Most important will be US non farm payrolls and German growth. It is difficult to see any meaningful recovery in America with regard to the employment situation. The NFP has been shaky since early ’10, and in the absence of continued growth and unemployment falling below nine per cent (something that has not happened since June ’09), even fed pep talk will fail to lift the greenback against major rivals. Expect continued dollar weakness in most pairs with limited losses against the euro as the European sovereign debt crises worsens.

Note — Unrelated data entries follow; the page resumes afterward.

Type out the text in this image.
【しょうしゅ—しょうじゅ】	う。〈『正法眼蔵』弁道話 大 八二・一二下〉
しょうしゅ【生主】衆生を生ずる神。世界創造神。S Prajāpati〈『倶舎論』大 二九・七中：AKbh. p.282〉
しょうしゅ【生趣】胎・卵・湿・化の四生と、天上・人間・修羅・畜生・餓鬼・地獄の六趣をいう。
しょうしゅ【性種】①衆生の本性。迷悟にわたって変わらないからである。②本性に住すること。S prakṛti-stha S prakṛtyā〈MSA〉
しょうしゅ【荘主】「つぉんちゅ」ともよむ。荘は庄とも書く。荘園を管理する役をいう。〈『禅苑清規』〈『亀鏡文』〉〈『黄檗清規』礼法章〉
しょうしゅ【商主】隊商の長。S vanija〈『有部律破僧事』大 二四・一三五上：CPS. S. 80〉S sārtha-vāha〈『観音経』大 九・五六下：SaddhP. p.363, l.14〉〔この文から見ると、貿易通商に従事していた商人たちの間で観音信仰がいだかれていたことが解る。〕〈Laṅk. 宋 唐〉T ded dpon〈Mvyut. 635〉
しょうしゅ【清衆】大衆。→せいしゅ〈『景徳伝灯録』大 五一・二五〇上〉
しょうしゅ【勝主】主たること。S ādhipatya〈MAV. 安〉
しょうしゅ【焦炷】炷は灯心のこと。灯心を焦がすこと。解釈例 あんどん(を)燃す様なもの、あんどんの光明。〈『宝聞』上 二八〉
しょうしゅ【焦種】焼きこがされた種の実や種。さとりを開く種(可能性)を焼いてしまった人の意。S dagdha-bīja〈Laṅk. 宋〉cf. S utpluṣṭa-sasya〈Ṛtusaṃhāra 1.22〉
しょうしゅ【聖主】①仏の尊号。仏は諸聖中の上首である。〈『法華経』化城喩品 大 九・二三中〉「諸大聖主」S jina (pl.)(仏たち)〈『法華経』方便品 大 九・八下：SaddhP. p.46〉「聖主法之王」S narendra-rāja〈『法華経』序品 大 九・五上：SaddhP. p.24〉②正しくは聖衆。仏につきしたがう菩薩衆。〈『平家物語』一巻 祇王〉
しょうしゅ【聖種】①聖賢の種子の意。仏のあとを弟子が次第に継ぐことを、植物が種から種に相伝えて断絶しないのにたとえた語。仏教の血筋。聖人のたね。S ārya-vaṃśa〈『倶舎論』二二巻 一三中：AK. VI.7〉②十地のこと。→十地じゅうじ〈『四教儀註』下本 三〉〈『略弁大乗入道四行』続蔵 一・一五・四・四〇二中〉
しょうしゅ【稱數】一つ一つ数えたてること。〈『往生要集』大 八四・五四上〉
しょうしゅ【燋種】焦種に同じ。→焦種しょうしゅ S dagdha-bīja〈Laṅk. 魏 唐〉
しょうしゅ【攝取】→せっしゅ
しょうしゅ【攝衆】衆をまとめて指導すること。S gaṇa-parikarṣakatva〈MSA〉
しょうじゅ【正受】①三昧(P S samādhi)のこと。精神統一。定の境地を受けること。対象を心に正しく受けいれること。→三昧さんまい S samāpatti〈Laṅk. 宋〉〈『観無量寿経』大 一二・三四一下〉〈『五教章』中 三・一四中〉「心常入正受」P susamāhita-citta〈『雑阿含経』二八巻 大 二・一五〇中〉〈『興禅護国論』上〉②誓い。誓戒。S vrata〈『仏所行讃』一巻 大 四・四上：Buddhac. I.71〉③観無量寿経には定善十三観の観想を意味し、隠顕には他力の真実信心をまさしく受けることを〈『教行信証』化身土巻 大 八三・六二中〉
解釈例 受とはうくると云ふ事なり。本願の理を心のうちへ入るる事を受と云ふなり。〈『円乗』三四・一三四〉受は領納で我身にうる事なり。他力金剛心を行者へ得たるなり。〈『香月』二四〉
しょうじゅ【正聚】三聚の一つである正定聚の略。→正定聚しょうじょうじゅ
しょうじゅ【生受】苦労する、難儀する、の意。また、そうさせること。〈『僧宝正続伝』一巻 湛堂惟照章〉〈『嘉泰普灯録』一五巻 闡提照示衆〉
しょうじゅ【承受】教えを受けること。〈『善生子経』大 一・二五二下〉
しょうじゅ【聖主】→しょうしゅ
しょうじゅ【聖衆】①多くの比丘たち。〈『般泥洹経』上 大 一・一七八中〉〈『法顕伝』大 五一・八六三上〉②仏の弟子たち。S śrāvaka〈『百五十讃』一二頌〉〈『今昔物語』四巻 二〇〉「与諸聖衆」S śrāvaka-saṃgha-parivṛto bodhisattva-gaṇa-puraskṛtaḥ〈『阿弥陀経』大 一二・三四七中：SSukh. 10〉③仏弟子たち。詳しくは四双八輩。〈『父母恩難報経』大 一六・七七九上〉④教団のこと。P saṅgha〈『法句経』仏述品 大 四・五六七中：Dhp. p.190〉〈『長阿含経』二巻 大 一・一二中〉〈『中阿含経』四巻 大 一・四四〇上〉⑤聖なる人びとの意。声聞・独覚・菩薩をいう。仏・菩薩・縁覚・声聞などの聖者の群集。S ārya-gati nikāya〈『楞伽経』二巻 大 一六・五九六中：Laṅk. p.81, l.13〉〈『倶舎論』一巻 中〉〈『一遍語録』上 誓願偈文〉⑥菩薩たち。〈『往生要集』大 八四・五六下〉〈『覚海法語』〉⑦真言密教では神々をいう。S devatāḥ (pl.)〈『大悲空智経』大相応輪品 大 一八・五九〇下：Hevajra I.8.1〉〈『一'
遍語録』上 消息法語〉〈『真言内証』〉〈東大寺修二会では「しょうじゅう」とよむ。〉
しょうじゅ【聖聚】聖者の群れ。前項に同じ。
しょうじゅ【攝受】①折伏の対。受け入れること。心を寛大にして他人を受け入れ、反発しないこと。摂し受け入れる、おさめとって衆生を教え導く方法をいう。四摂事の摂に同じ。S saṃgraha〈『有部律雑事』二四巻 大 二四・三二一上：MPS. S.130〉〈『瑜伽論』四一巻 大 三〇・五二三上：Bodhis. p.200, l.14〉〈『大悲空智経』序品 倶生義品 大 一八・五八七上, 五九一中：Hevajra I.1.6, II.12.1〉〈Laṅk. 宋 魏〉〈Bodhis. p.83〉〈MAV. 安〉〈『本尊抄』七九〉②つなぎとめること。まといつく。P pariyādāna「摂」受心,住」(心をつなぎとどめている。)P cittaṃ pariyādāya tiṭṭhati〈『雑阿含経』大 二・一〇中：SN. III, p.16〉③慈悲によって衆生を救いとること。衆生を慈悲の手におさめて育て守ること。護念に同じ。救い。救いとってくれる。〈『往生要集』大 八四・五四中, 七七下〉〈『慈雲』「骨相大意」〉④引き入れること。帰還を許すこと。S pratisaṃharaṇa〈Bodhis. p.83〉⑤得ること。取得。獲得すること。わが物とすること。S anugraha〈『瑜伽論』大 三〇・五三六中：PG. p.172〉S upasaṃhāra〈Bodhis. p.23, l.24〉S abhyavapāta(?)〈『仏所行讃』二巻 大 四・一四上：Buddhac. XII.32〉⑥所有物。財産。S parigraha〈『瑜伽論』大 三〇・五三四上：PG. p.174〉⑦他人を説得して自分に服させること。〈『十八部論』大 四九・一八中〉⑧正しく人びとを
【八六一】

The European drama, meanwhile, becomes more traumatic every week. Even as German and EU growth numbers are expected to disappoint, investors are more unnerved by the deepening political cleavage in Berlin. Merkel’s fragile coalition is distancing itself from the euro bailout, the Bundesbank is furious over the EU posturing towards ‘transfer union’, the German president is publicly questioning the legality of ECB’s bond purchase program and her CDU party is hemorrhaging core voters over German taxpayers funding peripheral profligacy. These developments are demoralising the ECB, with the jousting threatening delay of parliamentary approval of the July 21 deal, wrongfooting the central bank banking on assurances of the stability fund taking over bond purchases “within months”. There is little chance of near-term respite for the euro as the Merkel-Sarkozy initiative loses steam. This week’s trading is likely to incorporate range-bound mini-trends prompted by periodic data releases as investors with fingers on triggers eye breakouts in most major pairs.